В примерочной Юле пришлось провести около сорока минут. Шура приносила очередную шмотку, критически оглядывала маму, требовала снять и надеть другую. Наконец были выбраны свободные брюки из легкой шерсти цвета какао с молоком, к ним идеально подошел шоколадный пуловер рыхлой вязки и предложенный продавщицей с большой скидкой шелковый шейный платок, сочетавший оба цвета.

— Ну видишь, как мы все классно купили? Ты бы одна ни за что не выбрала такие отличные штаны, ты бы даже не нашла их, — заявила Шура, когда они сели за столик маленького кафетерия на верхнем этаже комплекса.

— Да, конечно, ты умница, — кивнула Юля и закурила. Шура отправилась к стойке выбирать еду. Юля расслабленно откинулась на спинку стула и подумала, что все хорошо. Шура, конечно, поверила ее красочной болтовне про чиновничью чету. Жизнь возвращается в свою нормальную колею, больше не придется встречаться с полковником Райским, врать ребенку. Остается только забыть Сергея, забыть совсем и не воображать, как они встретятся просто так, без всякого формального повода, как она наденет эти новые брюки, новый пуловер, как красиво будет развеваться на ветру шелковый шейный платок, как нежно будет смотреть на нее человек без прошлого и будущего.

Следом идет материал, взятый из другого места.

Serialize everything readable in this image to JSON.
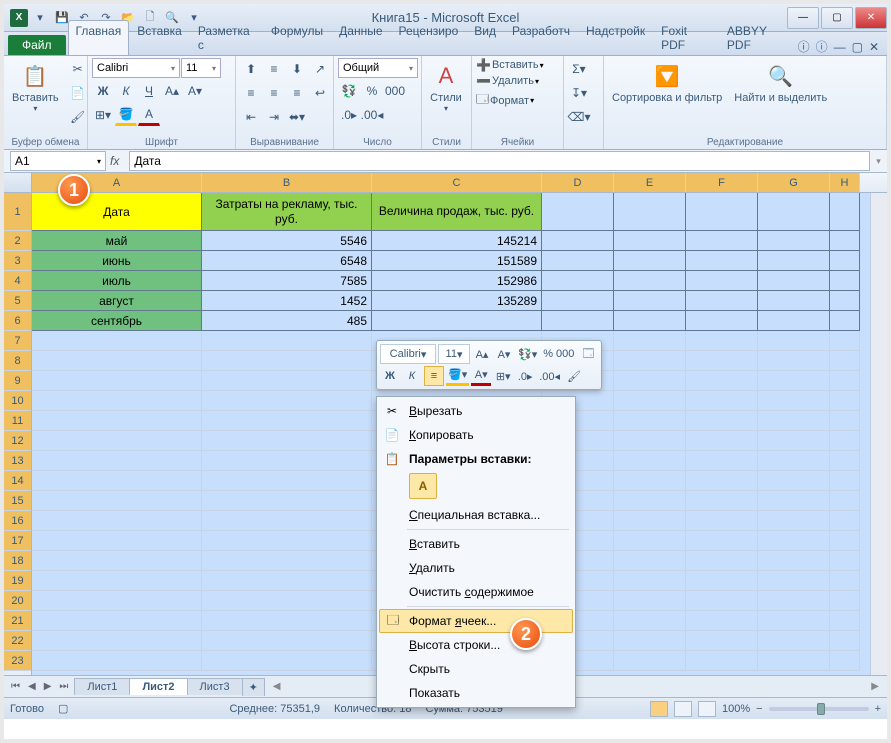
{
  "window": {
    "title": "Книга15 - Microsoft Excel"
  },
  "tabs": {
    "file": "Файл",
    "list": [
      "Главная",
      "Вставка",
      "Разметка с",
      "Формулы",
      "Данные",
      "Рецензиро",
      "Вид",
      "Разработч",
      "Надстройк",
      "Foxit PDF",
      "ABBYY PDF"
    ],
    "active": 0
  },
  "ribbon": {
    "clipboard": {
      "label": "Буфер обмена",
      "paste": "Вставить"
    },
    "font": {
      "label": "Шрифт",
      "face": "Calibri",
      "size": "11"
    },
    "align": {
      "label": "Выравнивание"
    },
    "number": {
      "label": "Число",
      "format": "Общий"
    },
    "styles": {
      "label": "Стили",
      "btn": "Стили"
    },
    "cells": {
      "label": "Ячейки",
      "insert": "Вставить",
      "delete": "Удалить",
      "format": "Формат"
    },
    "editing": {
      "label": "Редактирование",
      "sort": "Сортировка и фильтр",
      "find": "Найти и выделить"
    }
  },
  "namebox": "A1",
  "formula": "Дата",
  "columns": [
    {
      "letter": "A",
      "width": 170
    },
    {
      "letter": "B",
      "width": 170
    },
    {
      "letter": "C",
      "width": 170
    },
    {
      "letter": "D",
      "width": 72
    },
    {
      "letter": "E",
      "width": 72
    },
    {
      "letter": "F",
      "width": 72
    },
    {
      "letter": "G",
      "width": 72
    },
    {
      "letter": "H",
      "width": 30
    }
  ],
  "headerRow": {
    "a": "Дата",
    "b": "Затраты на рекламу, тыс. руб.",
    "c": "Величина продаж, тыс. руб."
  },
  "dataRows": [
    {
      "month": "май",
      "cost": "5546",
      "sales": "145214"
    },
    {
      "month": "июнь",
      "cost": "6548",
      "sales": "151589"
    },
    {
      "month": "июль",
      "cost": "7585",
      "sales": "152986"
    },
    {
      "month": "август",
      "cost": "1452",
      "sales": "135289"
    },
    {
      "month": "сентябрь",
      "cost": "485",
      "sales": ""
    }
  ],
  "rowCount": 23,
  "miniToolbar": {
    "font": "Calibri",
    "size": "11",
    "percent": "% 000"
  },
  "contextMenu": {
    "cut": "Вырезать",
    "copy": "Копировать",
    "pasteOptTitle": "Параметры вставки:",
    "pasteSpecial": "Специальная вставка...",
    "insert": "Вставить",
    "delete": "Удалить",
    "clear": "Очистить содержимое",
    "formatCells": "Формат ячеек...",
    "rowHeight": "Высота строки...",
    "hide": "Скрыть",
    "show": "Показать"
  },
  "sheets": {
    "list": [
      "Лист1",
      "Лист2",
      "Лист3"
    ],
    "active": 1
  },
  "status": {
    "ready": "Готово",
    "avg_label": "Среднее:",
    "avg": "75351,9",
    "count_label": "Количество:",
    "count": "18",
    "sum_label": "Сумма:",
    "sum": "753519",
    "zoom": "100%"
  },
  "colors": {
    "hdr_yellow": "#ffff00",
    "hdr_green": "#92d050",
    "month_green": "#70c080",
    "selection": "#c7dffc",
    "col_sel": "#f0c060"
  }
}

— Извините, у вас свободно? — мужской голос прозвучал так близко и так неожиданно, что Юля вздрогнула. Прямо над ней стоял юноша лет двадцати. В руке у него дымилась чашка кофе.

— Занято, — сказала Юля и огляделась. Вокруг было достаточно свободных столиков.

— Еще раз извините, вы Юлия Николаевна Тихорецкая?

— Да. В чем дело? — Юля более внимательно взглянула на мальчика. Он выглядел вполне обычно. Черные, коротко остриженные волосы, аккуратные усики, очки в тонкой оправе. Приятное умное лицо. Мешковатые брюки, потертая кожанка.

— Можно, я сяду? — спросил он и ярко, открыто улыбнулся.